Southern Central Rail-Road
The Southern Central Railroad ran almost north-south from Fair Haven on Lake Ontario south to a connection with the Lehigh Valley Railroad. A principal reason for its construction--and the reason for the Lehigh Valley's initial interest, financial support along the way, and eventual takeover--was coal traffic from the anthracite fields in Pennsylvania to shipping on the Great Lakes.
Actually, the idea for such a line preceded the Southern Central by years, but successful creation of a new rail line took advantage of a realistic plan put forth by a group of level-headed and influencial community leaders, and an act of the New York State Legislature. The New York State General Bonding Act of 1869 provided a practical means for financing by allowing towns along the planned route to borrow money in an amount up to 20% of the towns total assessed value. Each town had to get approval for its plan from the Legislature.
The original plan outlined in the 1867 annual report was to build from Fair Haven in the north to Owego to the south, using a right-of-way owned and sold by the never-built Lake Ontario, Auburn and New York Railroad from the lake to Auburn, and the right of way of the Moravia Plank road south of Auburn. Once sufficient capital was raised, grading began in 1868 and was generally complete by the end of that year. Purchase of rails, freight and passenger rolling stock, and locomotives began the next year, with the final shipment of rail in January of 1870. The first through freight train to Auburn ran in March of 1870 and the first shipment of anthracite to Auburn took place in April.
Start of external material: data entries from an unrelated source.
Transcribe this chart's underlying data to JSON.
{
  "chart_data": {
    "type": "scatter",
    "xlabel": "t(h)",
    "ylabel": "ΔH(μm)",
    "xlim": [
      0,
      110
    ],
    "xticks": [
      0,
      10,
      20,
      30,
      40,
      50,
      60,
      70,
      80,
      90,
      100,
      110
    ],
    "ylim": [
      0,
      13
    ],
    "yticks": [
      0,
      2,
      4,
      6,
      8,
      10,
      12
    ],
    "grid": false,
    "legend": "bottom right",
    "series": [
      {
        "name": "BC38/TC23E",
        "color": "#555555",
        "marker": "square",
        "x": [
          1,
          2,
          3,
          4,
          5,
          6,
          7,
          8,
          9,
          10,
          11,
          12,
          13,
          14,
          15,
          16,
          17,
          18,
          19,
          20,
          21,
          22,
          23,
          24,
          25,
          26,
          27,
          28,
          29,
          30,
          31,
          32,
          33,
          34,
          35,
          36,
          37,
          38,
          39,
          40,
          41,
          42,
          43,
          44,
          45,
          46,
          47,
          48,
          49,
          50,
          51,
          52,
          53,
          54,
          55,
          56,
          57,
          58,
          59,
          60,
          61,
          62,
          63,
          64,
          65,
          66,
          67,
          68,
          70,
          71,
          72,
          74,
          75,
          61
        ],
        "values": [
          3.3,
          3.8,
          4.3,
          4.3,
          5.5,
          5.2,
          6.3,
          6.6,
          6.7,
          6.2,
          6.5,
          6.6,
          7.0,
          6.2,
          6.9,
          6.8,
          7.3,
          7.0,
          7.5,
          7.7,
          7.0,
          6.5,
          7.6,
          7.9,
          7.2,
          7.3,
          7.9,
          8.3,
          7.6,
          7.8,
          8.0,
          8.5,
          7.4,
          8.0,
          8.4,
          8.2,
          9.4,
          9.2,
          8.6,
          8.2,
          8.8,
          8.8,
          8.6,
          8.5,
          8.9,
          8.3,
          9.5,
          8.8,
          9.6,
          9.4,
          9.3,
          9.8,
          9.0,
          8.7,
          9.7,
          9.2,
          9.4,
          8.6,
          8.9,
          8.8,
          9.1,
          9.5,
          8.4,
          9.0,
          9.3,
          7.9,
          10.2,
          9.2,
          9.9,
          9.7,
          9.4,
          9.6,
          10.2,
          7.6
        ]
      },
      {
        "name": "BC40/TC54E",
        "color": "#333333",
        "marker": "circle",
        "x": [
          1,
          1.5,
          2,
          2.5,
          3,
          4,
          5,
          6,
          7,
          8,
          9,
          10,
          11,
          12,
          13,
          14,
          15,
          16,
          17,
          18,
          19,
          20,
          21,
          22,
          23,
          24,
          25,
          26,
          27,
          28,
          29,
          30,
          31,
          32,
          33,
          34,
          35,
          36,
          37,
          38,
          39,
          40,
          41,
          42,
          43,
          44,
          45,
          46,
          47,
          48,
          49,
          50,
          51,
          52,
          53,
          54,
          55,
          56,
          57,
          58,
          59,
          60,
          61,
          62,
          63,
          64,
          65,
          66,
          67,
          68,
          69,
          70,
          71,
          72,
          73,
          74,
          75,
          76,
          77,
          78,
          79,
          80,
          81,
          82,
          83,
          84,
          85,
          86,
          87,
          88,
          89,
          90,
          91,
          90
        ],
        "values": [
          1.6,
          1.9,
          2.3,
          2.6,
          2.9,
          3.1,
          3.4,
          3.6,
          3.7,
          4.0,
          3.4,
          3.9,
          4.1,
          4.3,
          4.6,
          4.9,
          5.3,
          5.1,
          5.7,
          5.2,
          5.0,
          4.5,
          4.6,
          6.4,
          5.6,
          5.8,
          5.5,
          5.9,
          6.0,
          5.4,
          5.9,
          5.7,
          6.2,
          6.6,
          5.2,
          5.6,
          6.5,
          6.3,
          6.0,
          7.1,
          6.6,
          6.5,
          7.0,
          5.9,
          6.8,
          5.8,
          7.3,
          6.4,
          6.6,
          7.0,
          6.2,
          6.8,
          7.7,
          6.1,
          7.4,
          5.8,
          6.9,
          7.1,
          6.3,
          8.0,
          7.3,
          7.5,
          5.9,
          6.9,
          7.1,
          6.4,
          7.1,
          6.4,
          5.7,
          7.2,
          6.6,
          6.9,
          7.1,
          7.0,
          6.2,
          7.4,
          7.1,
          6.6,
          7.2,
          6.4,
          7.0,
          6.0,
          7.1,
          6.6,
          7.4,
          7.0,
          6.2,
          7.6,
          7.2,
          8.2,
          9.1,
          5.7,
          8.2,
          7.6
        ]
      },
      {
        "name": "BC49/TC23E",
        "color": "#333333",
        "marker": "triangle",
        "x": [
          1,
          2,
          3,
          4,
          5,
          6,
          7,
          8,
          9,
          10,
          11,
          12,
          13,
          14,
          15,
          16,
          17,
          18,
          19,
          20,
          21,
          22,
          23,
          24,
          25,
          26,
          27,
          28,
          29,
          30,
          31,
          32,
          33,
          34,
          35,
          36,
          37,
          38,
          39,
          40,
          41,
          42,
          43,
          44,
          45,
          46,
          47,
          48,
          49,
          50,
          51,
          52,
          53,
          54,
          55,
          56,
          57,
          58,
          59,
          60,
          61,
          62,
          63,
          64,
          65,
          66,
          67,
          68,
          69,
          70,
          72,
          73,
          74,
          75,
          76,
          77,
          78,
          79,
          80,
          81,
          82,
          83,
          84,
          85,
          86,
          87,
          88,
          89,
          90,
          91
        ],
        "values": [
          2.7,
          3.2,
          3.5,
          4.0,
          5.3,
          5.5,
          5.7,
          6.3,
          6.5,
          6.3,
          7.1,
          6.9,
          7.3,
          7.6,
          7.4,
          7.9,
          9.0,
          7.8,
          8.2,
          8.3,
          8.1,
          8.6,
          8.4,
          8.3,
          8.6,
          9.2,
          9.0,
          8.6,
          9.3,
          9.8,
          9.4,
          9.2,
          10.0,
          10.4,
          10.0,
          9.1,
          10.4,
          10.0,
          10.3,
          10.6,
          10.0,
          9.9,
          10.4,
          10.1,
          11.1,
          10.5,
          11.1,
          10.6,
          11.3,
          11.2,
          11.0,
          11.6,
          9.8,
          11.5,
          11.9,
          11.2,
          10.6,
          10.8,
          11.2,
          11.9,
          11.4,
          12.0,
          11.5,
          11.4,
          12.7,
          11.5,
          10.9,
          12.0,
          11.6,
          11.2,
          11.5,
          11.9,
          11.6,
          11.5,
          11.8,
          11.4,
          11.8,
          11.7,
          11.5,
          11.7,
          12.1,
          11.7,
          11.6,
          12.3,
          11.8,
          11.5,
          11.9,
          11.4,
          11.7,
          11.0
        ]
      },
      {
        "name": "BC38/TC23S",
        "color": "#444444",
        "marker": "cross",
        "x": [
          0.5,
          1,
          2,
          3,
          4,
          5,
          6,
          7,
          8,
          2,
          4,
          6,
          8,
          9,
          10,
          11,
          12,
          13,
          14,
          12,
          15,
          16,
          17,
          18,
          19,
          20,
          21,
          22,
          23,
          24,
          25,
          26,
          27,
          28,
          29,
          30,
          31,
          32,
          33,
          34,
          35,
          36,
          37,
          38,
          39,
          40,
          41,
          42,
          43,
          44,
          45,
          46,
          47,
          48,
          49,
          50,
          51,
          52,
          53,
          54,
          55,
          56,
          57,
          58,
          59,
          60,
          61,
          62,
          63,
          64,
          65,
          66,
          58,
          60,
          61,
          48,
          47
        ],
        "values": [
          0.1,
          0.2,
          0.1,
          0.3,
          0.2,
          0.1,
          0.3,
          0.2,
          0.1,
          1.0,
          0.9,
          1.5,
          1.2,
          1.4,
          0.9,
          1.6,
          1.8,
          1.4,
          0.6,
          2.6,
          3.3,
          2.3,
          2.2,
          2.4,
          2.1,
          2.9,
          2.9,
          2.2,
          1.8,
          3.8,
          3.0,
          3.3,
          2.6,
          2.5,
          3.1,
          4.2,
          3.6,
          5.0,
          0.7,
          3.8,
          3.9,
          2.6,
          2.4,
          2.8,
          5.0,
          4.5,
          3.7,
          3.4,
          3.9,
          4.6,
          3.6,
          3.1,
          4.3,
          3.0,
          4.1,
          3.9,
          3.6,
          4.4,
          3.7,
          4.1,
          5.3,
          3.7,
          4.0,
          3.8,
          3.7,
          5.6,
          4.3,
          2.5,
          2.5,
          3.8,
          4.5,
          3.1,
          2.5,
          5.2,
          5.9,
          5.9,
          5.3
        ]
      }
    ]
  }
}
Construction continued north from Auburn to the lake, and south from Owego to the Pennsylvania state line. The impracticality of a standard-gauge railroad interchanging with the wide-gauge Erie at Owego as planned originally must have become obvious. Instead, the Southern Central built south to Athens Pennsylvania to connect with the Pennsylvania and New York, subsidiary of the Lehigh Valley Railroad. This expension required funds in addition to what had been raised, so the railroad went to the Lehigh Valley for a $500,000 loan; the LVRR in turn received that amount in Southern Central stock as collateral, trackage rights for 5 years, and a seat on the Southern Central board of directors. By January 1871 the extension was complete, and through coal trains behind Lehigh Valley locomotives began running to Auburn. The full Athens to Fair Haven route was complete for trains to run in May 1872.
The junction between the Southern Central and the Lehigh Valley Railroad 2 miles north of Athens became Sayre, a major railroad town on the LVRR for a hundred years. The Southern Central interchanged with the Delaware, Lackawanna and Western at Owego; the New York Central at Auburn; the New York Central and eventually West Shore at Weedsport; and the Rome, Watertown and Oswego (NYC) at Sterling.
Passenger traffic in 1886 totalled 202,838, out of which 1,512 were through passengers and the balance local traffic. Freight traffic in that year totalled 495,000 tons, of which coal made up 71%, lumber 6%, and the balance other goods, largely agricultural and manufactured items.
As can be seen from the preceding data, the Southern Central hauled largely coal, which would be supplied to dealers and manufacturing facilities along the line as well as taken to large coal docks on Lake Ontario for export. Grain, lumber, and ore were imported at Fair Haven. Where the line crossed the Erie Canal at Weedsport, north of Auburn, docks allowed transfer of coal from train to canal boat.
3. Takeover by the Lehigh Valley
The absorption of the Southern Central by the larger railroad was probably inevitable when it occurred in 1887. In addition to the money the LVRR provided for construction south of Owego, they also provided financing for the building of rail facilities and rolling stock. By the time of the takeover by the Pennsylvania and New York in 1887, the SCRR owed the Lehigh Valley $900,000, largely in unpaid interest. Influence of the Lehigh Valley over the affairs increased steadily until that year; in 1888 the LV took over directly. The Southern Central name gradually disappears from the records, although it remained a separate corporation under Lehigh Valley control for several years more. It eventually became part of the Auburn branch of the Lehigh Valley Railroad.
4. Source of Information
More details on the history of this line, histories of the other portions of the Auburn Branch, and photos can be found in Herbert Trice's book "The Gangly Country Cousin; The Lehigh Valley's Auburn Division" published in 2004 by the DeWitt Historical Society of Thompkins Couty, Ithaca, NY, from which this history is written.